INDReporter

School board digs in heels on Pledge of Allegiance

by Walter Pierce

Despite advice from legal counsel that its policy requiring students to stand for the Pledge of Allegiance is unenforceable and unconstitutional, the Lafayette Parish School Board voted 8-1 Wednesday to keep the policy on the books.

Despite advice from legal counsel that its policy requiring students to stand for the Pledge of Allegiance — regardless of whether they join in its recitation — is unenforceable and unconstitutional, the Lafayette Parish School Board voted 8-1 Wednesday to keep the policy on the books. The policy review came a few months after the legal arm of the American Humanist Association contacted Superintendent Donald Aguillard to express concerns over the alleged harassment of an Acadiana High student by his teacher after the student, an atheist, declined to stand for the pledge.

Despite voting with the majority, board member Tehmi Chassion observed the obvious leading up to the vote, according to an Associated Press account: “When the kid decides not to stand, we can’t punish that kid,” Chassion said. “Do I want them to stand? Yes, I want them to stand. I want them to recite it proudly. But no principal, or anyone, can discipline a kid for not standing. That’s the law from the land.”

The policy at this point is purely symbolic.

The lone dissenting board member, Dawn Morrison, noted ahead of the vote what is evidently less obvious to fellow board members: “One of the things our military fights for is the United States Constitution,” she said. “While many of us have personal beliefs, we have to look at the core of what our country is based on.”

The AHA issued a press release at 8 a.m.

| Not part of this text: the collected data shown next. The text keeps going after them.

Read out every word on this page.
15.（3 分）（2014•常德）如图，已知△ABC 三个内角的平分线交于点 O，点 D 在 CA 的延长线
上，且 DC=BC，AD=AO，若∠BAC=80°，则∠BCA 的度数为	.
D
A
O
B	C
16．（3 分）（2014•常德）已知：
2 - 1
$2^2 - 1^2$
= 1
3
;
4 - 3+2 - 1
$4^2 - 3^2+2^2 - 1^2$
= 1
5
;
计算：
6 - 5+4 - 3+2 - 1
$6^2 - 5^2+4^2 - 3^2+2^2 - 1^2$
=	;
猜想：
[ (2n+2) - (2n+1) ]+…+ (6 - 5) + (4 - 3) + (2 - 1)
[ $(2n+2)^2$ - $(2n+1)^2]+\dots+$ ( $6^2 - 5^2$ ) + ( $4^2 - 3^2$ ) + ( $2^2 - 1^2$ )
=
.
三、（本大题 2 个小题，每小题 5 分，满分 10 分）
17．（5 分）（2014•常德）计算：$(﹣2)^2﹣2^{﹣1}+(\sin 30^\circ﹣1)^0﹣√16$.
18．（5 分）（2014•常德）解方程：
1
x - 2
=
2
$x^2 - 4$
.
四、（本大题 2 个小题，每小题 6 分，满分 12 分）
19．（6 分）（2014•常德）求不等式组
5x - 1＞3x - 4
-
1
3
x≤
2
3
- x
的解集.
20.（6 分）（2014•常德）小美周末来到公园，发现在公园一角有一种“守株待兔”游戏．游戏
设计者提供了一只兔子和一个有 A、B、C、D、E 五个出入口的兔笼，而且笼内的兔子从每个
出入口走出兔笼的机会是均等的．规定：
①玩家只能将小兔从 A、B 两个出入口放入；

Thursday criticizing Wednesday’s vote.

“Students have a First Amendment right to refrain from participating in the Pledge of Allegiance exercise,” said David Niose, legal director of the American Humanist Association, in reference to the 1943 ruling in West Virginia State Board of Education v. Barnette. “The school district had the opportunity to reflect this settled law in its policy but instead chose to continue unjustly requiring students who object to the words ‘under God’ to stand for the Pledge.”

The AHA notes in the press release that it’s promoting a national boycott of the Pledge of Allegiance “to encourage students who object to the ‘under God’ wording of the Pledge to exercise their right to remain seated during its recitation. The American Humanist Association has advocated for the removal of ‘under God’ from the Pledge because the phrase, added in 1954 during the McCarthy Era, conflates patriotism and belief in a god, encouraging prejudice against atheists and humanists.”

We now brace ourselves for the “why don’t you go live in Russia?” comments on social media.